The clip they have in the article as a demo doesn't sound like it's state of the art. Compared to Eleven labs it doesn't sound natural at all, the way there's no pauses between sentences and other flaws. Hope they can improve it for the final version
Honestly, I don't even think I care. I like Al Michaels, but written recaps are fine for the events I miss anyway. An emulated voice can do this as well as a person. At least when I worry about AI-generated slop replacing quality entertainment content, it's not the recap I'm thinking of. As long as the recap is of real competitive events that were actually contested between humans, so be it. Software-generated voice can replace a talking head reading off a result sheet, but it can't replace the Olympics themselves.
I'm sure any human could have done those recaps, it's not like Michaels was some Nobel prize winner commenter. And even if he was, he definitely wasn't the only one. Instead of hiring another person they just wanted to cut costs, and it's all a race to the very bottom of the bottom of the bottom.
This is a people problem. If it wasn't generative AI, it would be some other tech being used to cut costs, and that's the crux of the issue, it's all companies trying to cut costs while maximizing content output with little to no regard for content quality as long as it meets a certain threshold.
I'm not saying AI isn't enabling it by the way, just making an observation that businesses only see the money in this, and it could be literally anything else, it just so happens to be generative voice.
EDIT: Creative people can do creative things with AI, it enables a lot of people who otherwise couldn't express that creativity to do so, but it also enables the lazy and money seeking, it's tradeoff.
>it's all companies trying to cut costs while maximizing content output with little to no regard for content quality as long as it meets a certain threshold.
That isn't a people problem, that's a capitalism problem.
Prejudice against what? Are we owing AI already human respect? And if we don't, are they gonna come after us? Or at least send their own SJW? No really, what was this comment for??? Or maybe it was sarcasm and I missed it...
Replace "AI" in this comment with any other marginalised group and see how clever it sounds!
I wasn't being sarcastic, but I wasn't really 100% serious either. I suppose I was really trying to get beneath the kneejerk "AI bad" response and provoke some thought.
Obviously we don't need to afford AIs the same rights that we afford humans. (I think?). But it definitely is prejudice to assume that content will be slop just because it's generated by an AI.
You child is taught by an AI that follows them through their development, instead of different teachers each year that expose them do different points of view. And with an AI always with them, no need to actually go to a physical school.
Your exercise classes are replaced by an AI instructor (custom tailored to you, aka considers like 3 factors) removing that pesky need to leave your house or have any human interaction.
Drones deliver your groceries/restaurant prepared meals removing the need to leave your house.
When you do leave, you use a driverless Uber to get where you are going so need for any human contact.

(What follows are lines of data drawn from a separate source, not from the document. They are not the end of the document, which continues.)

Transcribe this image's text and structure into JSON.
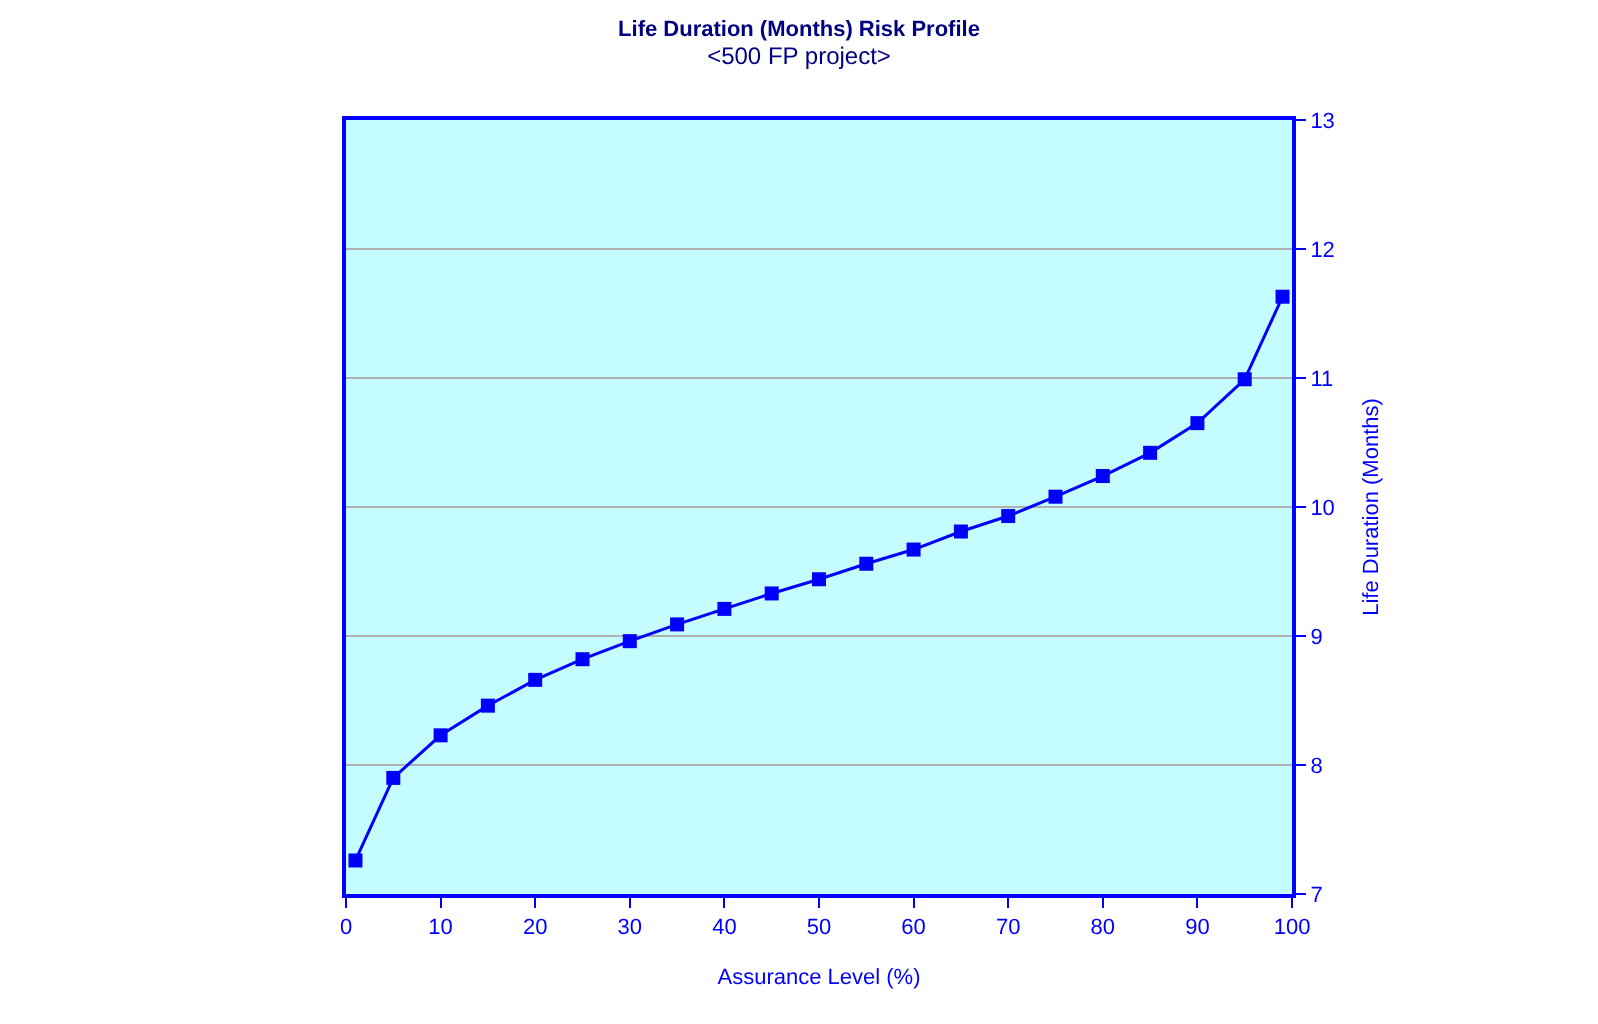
{
  "chart_data": {
    "type": "line",
    "title": "Life Duration (Months) Risk Profile",
    "subtitle": "<500 FP project>",
    "xlabel": "Assurance Level (%)",
    "ylabel": "Life Duration (Months)",
    "x": [
      1,
      5,
      10,
      15,
      20,
      25,
      30,
      35,
      40,
      45,
      50,
      55,
      60,
      65,
      70,
      75,
      80,
      85,
      90,
      95,
      99
    ],
    "series": [
      {
        "color": "#0000ff",
        "values": [
          7.26,
          7.9,
          8.23,
          8.46,
          8.66,
          8.82,
          8.96,
          9.09,
          9.21,
          9.33,
          9.44,
          9.56,
          9.67,
          9.81,
          9.93,
          10.08,
          10.24,
          10.42,
          10.65,
          10.99,
          11.63
        ]
      }
    ],
    "xlim": [
      0,
      100
    ],
    "xticks": [
      0,
      10,
      20,
      30,
      40,
      50,
      60,
      70,
      80,
      90,
      100
    ],
    "ylim": [
      7,
      13
    ],
    "yticks": [
      7,
      8,
      9,
      10,
      11,
      12,
      13
    ],
    "grid": "y",
    "marker": "square",
    "line_style": "solid"
  }
}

Man, good thing we aren't already suffering from a loneliness crisis. But hey, we'll have the AI consensus algorithms blathering the same bland most predictable responses at us using the mindset of the pre-2022 internet (forever), so if you like Wonder bread in verbal form you are going to be friggin stoked!
News organizations have been assigning "summarize who won the game and any notable events" stories to computers for a while, although having the computer narrate the story is less common
This is macabre. I feel like I am going to spend the remaining years of my life watching recycled versions of dead people rather than a natural cycle of renewal and innovation.
Dad, I want to be a sportscaster when I grow up. Sorry kid, that's only a job for dead people.